With rising rental costs and population changes, it is projected that the national child poverty rate will increase from 15% in 2023 to 15.6% in 2025.
The consequence is direct: if the trend continues, the report warns of the risk of more than one million children living in poverty in Australia next year.
Within the cost of living in Australia, this means more students arriving at school with fewer resources, less stability, and more obstacles outside the classroom.
What the School Feels When the Home Can No Longer Endure
Doug Taylor, CEO of The Smith Family, states that one in six children in Australia growing up in poverty is at risk of suffering negative educational consequences.
He cites evidence that, by Year 9, a disadvantaged student may be four to five years behind in literacy and math compared to peers.
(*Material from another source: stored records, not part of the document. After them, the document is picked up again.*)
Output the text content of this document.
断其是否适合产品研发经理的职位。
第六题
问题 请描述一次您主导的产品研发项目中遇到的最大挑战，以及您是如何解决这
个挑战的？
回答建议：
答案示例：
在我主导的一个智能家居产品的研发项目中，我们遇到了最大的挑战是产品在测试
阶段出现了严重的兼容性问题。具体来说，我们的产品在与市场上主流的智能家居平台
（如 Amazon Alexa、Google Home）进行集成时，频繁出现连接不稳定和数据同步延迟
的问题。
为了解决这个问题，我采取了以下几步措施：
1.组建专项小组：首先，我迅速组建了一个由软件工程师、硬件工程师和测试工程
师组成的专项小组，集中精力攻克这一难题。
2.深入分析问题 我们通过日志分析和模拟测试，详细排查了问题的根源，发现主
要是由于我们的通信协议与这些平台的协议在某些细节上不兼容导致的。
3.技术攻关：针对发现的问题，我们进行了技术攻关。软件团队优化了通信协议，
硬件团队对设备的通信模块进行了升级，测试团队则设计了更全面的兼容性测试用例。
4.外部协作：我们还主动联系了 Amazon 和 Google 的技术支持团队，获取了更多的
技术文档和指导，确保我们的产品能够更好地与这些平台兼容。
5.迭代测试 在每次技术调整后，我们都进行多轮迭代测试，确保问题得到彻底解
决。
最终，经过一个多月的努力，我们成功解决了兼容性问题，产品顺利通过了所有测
Taylor also highlights that it is “incredibly significant” that results have not improved year after year and that the trend shows no signs of easing.
In other words, the cost of living in Australia is not just tightening the present. It is creating cumulative setbacks.
Digital Exclusion: When Studying Depends on Internet Access at Home
The crisis worsens when learning requires technology and the family cannot keep up. More than half of the respondents, 56%, believe their children will not have access to the necessary digital devices due to financial constraints.
Even with the distribution of 14,000 laptops by The Smith Family over the past seven years, the problem remains significant: 44% of families, equivalent to 400,000 students, are still not digitally included, meaning they lack internet access at home.
For Laura, support with a laptop and internet makes a difference because, without it, her children would depend on her mobile data, which she describes as unfeasible. With homework and school communication online, the risk is “losing everything”.
Extracurricular Activities Become a Privilege and Widen Inequality
Four in ten parents and guardians fear their children will miss educational activities outside of school and that they will not be able to afford uniforms or shoes.
Taylor emphasizes that reducing digital exclusion is crucial, but that it is also essential to expand access to extracurricular activities, such as tutoring and recovery courses, which have become increasingly common for middle- and upper-income families.
In the context of the cost of living in Australia, extracurricular activities are no longer “extra” but part of the competition for learning. When a child does not have access to what happens outside the classroom, the gap in literacy and math tends to widen.
Why the Pressure Only Increases Year After Year
The most weighty aspect of the report is the repetition: the same warnings resurface each year, with families facing the same choices, and with no clear signs of relief.
The cost of living in Australia presents itself as a continuous pressure that pushes the budget to a point where any unforeseen circumstance becomes a crisis.
And when basic items like school shoes, uniforms, internet, and supplies enter the realm of “luxury,” the impact is not confined to consumption. It directly impacts education, mental health, and future opportunities.
In your opinion, what weighs most on the cost of living in Australia today: rent, energy, food, or the school expenses that arrive all at once at the beginning of the school year?